Planning a daily menu isn’t difficult as long as each meal and snack has some protein, fiber, complex carbohydrates, and a little bit of fat.
Here’s what you need to know about each meal:
Eating breakfast will help you start your day with plenty of energy. Don’t ruin your breakfast with high-fat and high-calorie foods. Choose some protein and fiber for your breakfast; breakfast is also a good time to eat some fresh fruit.
A mid-morning snack is totally optional. If you eat a larger breakfast, you may not feel hungry until lunchtime. However, if you’re feeling a bit hungry and lunch is still two or three hours away, a light mid-morning snack will tide you over without adding a lot of calories.

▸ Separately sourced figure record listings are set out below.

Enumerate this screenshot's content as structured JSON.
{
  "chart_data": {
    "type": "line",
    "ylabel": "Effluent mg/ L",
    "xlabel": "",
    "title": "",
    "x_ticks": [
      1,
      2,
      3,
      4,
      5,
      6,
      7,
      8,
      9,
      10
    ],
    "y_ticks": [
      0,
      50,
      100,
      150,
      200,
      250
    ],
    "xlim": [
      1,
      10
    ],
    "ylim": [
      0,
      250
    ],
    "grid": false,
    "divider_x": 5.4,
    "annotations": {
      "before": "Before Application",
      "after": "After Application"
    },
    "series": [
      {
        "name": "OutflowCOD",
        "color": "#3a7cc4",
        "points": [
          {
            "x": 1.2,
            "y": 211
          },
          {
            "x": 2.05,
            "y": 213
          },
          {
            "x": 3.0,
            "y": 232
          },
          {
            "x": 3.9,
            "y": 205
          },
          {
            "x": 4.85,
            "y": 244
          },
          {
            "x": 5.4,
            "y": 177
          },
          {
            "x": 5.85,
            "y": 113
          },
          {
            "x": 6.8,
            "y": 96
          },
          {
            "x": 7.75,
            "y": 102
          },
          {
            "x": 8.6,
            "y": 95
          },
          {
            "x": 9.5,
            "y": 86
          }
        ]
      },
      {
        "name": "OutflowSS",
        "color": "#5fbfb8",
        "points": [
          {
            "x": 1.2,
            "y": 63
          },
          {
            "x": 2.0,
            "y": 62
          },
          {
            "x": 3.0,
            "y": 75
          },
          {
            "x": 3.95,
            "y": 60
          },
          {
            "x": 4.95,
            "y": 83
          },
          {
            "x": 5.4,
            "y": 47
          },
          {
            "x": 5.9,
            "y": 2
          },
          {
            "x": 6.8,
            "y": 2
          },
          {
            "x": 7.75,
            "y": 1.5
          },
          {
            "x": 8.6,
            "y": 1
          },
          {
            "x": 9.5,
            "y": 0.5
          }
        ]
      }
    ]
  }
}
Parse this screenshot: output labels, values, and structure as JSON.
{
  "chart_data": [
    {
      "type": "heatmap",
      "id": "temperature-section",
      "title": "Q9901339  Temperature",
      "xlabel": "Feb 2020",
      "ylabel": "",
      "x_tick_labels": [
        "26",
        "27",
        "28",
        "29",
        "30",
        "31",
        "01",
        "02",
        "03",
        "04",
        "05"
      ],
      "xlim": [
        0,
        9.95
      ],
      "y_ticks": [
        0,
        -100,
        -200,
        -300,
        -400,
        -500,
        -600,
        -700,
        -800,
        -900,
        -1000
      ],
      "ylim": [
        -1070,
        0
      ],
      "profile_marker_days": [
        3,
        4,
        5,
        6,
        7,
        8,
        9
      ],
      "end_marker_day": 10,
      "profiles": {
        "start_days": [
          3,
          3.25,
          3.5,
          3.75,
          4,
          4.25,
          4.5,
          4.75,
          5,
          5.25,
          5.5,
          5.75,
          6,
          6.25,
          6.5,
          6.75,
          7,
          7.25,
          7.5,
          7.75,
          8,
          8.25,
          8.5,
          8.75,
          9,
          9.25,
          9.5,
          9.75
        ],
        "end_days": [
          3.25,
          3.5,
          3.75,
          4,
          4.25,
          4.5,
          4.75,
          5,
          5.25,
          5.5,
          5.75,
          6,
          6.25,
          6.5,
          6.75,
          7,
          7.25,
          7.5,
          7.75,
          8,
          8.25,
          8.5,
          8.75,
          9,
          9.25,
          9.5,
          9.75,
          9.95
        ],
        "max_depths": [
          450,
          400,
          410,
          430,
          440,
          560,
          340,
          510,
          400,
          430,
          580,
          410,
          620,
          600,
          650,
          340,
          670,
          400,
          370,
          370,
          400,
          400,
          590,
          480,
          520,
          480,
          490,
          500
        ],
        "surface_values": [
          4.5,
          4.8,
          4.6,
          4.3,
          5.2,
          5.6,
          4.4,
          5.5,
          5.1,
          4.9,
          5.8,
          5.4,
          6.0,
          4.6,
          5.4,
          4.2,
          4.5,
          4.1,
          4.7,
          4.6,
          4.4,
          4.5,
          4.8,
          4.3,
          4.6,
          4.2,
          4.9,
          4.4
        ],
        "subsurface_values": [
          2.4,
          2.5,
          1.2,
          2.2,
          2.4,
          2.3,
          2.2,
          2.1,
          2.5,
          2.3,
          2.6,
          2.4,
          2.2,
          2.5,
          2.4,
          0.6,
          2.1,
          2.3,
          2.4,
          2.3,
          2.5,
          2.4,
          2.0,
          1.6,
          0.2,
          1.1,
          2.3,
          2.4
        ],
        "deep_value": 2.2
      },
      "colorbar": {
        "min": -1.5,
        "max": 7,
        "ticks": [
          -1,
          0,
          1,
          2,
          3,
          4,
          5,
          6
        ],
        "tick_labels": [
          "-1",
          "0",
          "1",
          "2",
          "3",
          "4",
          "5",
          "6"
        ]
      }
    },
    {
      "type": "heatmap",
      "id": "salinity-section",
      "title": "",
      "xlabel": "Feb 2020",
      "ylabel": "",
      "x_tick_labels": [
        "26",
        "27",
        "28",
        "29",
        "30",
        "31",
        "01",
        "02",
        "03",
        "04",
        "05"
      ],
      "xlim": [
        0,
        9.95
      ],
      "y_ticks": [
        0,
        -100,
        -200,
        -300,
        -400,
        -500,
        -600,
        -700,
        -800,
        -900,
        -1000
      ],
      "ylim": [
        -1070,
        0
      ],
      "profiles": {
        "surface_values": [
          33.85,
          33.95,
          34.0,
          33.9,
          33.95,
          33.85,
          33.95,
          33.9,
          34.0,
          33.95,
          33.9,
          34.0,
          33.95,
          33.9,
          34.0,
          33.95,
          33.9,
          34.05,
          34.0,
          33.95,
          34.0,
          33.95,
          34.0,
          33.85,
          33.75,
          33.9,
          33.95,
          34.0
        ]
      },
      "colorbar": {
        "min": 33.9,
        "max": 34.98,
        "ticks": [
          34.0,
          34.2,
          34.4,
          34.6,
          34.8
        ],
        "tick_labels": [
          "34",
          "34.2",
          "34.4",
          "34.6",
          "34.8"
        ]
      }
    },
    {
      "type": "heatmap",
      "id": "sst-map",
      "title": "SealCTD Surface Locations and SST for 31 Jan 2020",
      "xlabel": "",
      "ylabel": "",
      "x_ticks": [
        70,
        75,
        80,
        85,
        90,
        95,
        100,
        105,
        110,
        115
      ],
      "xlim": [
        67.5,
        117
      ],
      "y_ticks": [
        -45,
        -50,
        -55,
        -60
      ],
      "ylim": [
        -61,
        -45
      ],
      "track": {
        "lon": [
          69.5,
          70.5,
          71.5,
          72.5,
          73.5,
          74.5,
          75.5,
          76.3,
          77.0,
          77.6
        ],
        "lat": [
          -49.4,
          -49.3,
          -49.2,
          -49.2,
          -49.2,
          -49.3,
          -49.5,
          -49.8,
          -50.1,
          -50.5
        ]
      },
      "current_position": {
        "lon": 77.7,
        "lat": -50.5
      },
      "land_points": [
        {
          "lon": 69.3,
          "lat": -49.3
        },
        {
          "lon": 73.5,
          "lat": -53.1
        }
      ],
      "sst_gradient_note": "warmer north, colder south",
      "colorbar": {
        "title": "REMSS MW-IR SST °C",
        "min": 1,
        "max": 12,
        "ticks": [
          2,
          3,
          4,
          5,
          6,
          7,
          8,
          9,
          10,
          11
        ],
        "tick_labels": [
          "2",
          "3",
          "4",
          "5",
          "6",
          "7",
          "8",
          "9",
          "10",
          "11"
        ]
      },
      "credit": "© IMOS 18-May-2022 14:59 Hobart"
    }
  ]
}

Lunch is often something you eat at work or school, so it’s a great time to pack a sandwich or leftovers that you can heat and eat. Or, if you buy your lunch, choose a healthy clear soup or fresh veggie salad.
A mid-afternoon snack is also optional. Keep it low in calories and eat just enough to keep you from feeling too hungry because dinner is just a couple of hours away.
Dinner is a time when it’s easy to over-eat, especially if you haven’t eaten much during the day, so watch your portion sizes. Mentally divide your plate into four quarters. One-quarter is for your meat or protein source, one-quarter is for a starch, and the last two-quarters are for green and colorful vegetables or a green salad.
Ribeye turducken capicola biltong spare ribs tri-tip pastrami, salami beef kevin. Tongue leberkas burgdoggen.
Pig sausage beef ribs andouille tri-tip beef. Ball tip fatback burgdoggen hamburger jowl filet. Mignon pancetta short ribs venison brisket pork chop. Kevin pork meatball flank, bacon jerky ham cow cupim chicken.
Short loin short ribs kielbasa, swine jerky chuck sausage tenderloin shank.